Die neue Kawasaki Z 1000 soll mit ihrer scharfen Raubtier-Optik heißen Appetit auf Kawasaki machen. Der PS-Test gegen die Vorgängerin klärt, ob die Neuauflage ein reueloser Genuss ist.

An dieser Lampenmaske scheiden sich die Geister! Mindestens so stark wie am asymmetrischen Design von BMW-­Modellen. Denn die neue Kawasaki Z 1000 macht mit ihrer fratzenhaften Front auf wildes Raubtier, auf gefräßigen Dinosaurier – mimt den unerbittlichen Jäger.

Dass die Kawasaki Z 1000 seit ihrer Wiedergeburt 2003 auf dicke Hose macht, ist man ja gewohnt. Schließlich wird sie seit damals als „Streetfighter ab Werk“ vermarktet und ihr klarer, aggressiver Auftritt als charakterstarke Unvernunft gepriesen. Zu Recht, wenn man die anderen japanischen Naked Bikes so anschaut.

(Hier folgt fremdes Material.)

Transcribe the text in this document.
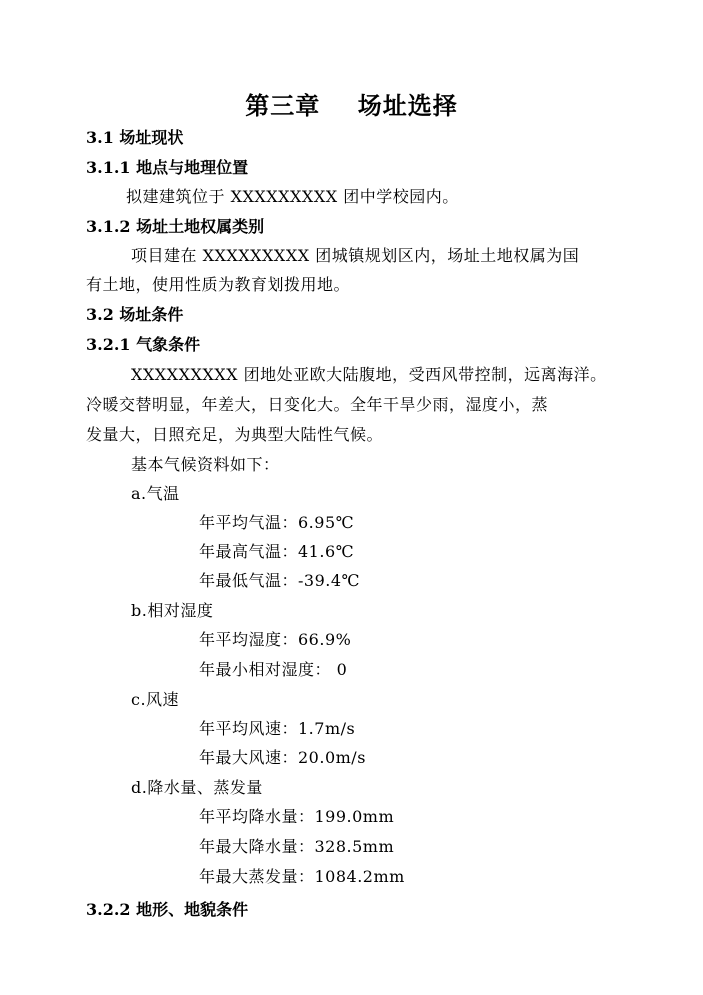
第三章    场址选择
3.1 场址现状
3.1.1 地点与地理位置
拟建建筑位于 XXXXXXXXX 团中学校园内。
3.1.2 场址土地权属类别
项目建在 XXXXXXXXX 团城镇规划区内，场址土地权属为国
有土地，使用性质为教育划拨用地。
3.2 场址条件
3.2.1 气象条件
XXXXXXXXX 团地处亚欧大陆腹地，受西风带控制，远离海洋。
冷暖交替明显，年差大，日变化大。全年干旱少雨，湿度小，蒸
发量大，日照充足，为典型大陆性气候。
基本气候资料如下：
a.气温
年平均气温：6.95℃
年最高气温：41.6℃
年最低气温：-39.4℃
b.相对湿度
年平均湿度：66.9%
年最小相对湿度： 0
c.风速
年平均风速：1.7m/s
年最大风速：20.0m/s
d.降水量、蒸发量
年平均降水量：199.0mm
年最大降水量：328.5mm
年最大蒸发量：1084.2mm
3.2.2 地形、地貌条件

Doch ist die neue Aggro-Zett des Jahrgangs 2014 so viel heftiger geworden, wie die Lampenmaske andeutet? Um dies zu klären, rückte PS mit einer neuwertigen 2013er-Z 1000 im Gepäck zum Vergleichstest aus. Bevor sich die Räder aber drehen, fangen wir gleich mal bei den Äußerlichkeiten – über die man gerne diskutieren kann – an: Die Alte mit ihren opulenten, schwülstigen Formen und der Gabelverkleidung wirkt deutlich phlegma­tischer als die Neue. Wuchtig kommt sie daher, suggeriert eher den trägen Riesen als den durchtrainierten Krieger. Aber genau Letzteres will sie ja sein, die Alte wie die Neue. Daher punktet die Neue mit dem deutlich dynamischeren Auftritt schon im Stand. Aber ist die neue Kawasaki Z 1000 auch wirklich so böse, wie sie aus den LED-Scheinwerfern funkelt? Schließlich liegen die beiden Zetts der Papierform nach nicht so weit auseinander.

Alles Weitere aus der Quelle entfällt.